Multiple approaches have been used in the past for the detection of skin cancer, but transfer learning is the novel approach to detect and differentiate malignant and benign tumors. The proposed methodology achieved a high accuracy score in the detection of skin cancer disease. Thus, the proposed methodology helps medical consultants to identify disease and treatment for restraining the spread of disease.

Table 5 shows the proposed system model with previously published approaches. It is observed that the proposed model gives 87.1% accuracy which is higher than the approaches published earlier.

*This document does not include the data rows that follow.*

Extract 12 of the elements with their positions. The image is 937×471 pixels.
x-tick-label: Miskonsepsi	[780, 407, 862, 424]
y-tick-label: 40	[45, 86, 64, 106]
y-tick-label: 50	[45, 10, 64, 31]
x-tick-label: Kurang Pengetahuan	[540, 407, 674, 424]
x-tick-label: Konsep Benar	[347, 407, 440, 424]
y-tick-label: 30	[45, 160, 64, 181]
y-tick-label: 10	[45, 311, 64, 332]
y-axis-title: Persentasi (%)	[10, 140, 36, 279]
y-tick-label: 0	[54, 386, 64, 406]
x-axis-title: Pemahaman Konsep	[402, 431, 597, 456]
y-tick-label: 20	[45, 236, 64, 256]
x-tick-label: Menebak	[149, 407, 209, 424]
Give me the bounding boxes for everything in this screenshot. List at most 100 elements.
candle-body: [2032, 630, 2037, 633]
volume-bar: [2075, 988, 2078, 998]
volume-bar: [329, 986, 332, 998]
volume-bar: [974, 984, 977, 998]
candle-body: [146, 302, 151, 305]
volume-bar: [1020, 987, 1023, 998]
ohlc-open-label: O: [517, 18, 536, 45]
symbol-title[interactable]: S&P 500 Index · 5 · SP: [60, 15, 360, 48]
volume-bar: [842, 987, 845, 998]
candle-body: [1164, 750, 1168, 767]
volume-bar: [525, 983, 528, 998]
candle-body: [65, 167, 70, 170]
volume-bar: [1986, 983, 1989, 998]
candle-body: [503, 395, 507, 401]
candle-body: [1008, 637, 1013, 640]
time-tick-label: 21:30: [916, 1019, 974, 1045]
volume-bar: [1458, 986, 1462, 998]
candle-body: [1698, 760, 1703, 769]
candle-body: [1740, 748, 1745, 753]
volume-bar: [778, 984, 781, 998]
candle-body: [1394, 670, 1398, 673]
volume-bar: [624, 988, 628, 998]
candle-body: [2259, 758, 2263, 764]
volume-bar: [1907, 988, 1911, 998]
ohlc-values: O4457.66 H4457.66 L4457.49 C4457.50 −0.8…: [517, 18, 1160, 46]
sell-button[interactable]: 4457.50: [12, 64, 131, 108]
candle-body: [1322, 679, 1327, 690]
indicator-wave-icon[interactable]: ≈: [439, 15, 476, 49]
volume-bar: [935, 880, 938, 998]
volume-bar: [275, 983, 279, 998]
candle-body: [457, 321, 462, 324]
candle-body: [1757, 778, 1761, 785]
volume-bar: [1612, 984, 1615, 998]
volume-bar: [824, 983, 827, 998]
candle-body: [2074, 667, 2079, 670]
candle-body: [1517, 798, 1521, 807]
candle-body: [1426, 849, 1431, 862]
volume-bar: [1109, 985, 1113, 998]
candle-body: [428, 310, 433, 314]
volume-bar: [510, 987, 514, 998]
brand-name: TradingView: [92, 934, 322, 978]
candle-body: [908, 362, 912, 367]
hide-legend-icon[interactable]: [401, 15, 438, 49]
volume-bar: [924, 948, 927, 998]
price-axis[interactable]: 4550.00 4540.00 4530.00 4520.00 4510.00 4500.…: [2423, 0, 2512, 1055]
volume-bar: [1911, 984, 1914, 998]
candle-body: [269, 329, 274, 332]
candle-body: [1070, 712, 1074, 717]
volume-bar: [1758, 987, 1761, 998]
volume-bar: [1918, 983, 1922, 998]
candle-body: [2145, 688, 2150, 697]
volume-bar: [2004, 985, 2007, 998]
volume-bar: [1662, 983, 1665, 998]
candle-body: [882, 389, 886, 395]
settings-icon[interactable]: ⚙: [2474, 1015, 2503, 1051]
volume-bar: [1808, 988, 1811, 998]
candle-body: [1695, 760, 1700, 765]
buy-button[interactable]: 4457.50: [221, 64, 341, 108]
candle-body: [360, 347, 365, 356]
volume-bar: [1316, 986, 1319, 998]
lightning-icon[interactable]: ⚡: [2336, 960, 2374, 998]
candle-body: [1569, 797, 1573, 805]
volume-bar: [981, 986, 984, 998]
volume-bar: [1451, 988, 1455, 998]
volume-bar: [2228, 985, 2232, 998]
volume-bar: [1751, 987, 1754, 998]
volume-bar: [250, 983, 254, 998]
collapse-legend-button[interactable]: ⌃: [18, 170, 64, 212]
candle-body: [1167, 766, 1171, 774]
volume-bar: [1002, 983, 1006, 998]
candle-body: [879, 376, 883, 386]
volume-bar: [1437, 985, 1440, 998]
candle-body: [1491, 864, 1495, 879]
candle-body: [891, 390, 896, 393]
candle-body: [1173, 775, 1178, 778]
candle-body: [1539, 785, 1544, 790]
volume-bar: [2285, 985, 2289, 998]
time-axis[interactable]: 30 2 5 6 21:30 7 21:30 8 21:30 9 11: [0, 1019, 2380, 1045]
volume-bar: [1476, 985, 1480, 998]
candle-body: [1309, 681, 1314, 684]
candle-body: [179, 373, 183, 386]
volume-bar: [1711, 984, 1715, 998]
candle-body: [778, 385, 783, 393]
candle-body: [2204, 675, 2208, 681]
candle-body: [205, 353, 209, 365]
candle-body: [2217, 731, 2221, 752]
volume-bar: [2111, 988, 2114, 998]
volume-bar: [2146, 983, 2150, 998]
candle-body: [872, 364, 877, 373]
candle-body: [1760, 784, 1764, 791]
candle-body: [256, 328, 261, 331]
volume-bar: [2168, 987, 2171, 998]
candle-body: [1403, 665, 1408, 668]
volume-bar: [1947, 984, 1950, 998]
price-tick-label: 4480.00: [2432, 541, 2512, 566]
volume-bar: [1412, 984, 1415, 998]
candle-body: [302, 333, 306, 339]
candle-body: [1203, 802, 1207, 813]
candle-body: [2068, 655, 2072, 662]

The proposed system model DCNN, transfer learning intend with customized pretrained AlexNet model, achieved higher accuracy than existing published approaches.

6. Conclusions

The earlier work done for skin cancer disease detection was not accurate enough to classify tumors whether they belong to the benign or malignant family. An automated framework is required that can classify tumors as benign or malignant. The proposed system, based on the transfer learning classification model, is able to handle this problem. It detects and classifies the family of tumors accurately. The proposed system model used pretrained AlexNet, retrained CNN. The customized pretrained AlexNet model was validated on the validation dataset and achieved 87.1% accuracy on 20 epochs. The proposed system model does not require handcrafted features. It is very fast and easily manageable for large datasets too. In future work, well-known datasets of skin lesions like Ph2, MED-NODE, DermIS & DermQuest, ISIC 2017, ISIC 2018, ISIC 2019, and ISIC 2020 will be used in different architecture. The AlexNet model can be made more efficient and accurate by fine-tuning all the convolutional layers and improving malignant class accuracy. So, net accuracy can be increased. The rest of the pretrained network can also be explored.

Data Availability

The data used in this paper can be requested from the corresponding author upon request.

Conflicts of Interest

The authors declare that they have no conflicts of interest regarding the publication of this work.

Acknowledgments

This study is self-funded by the authors.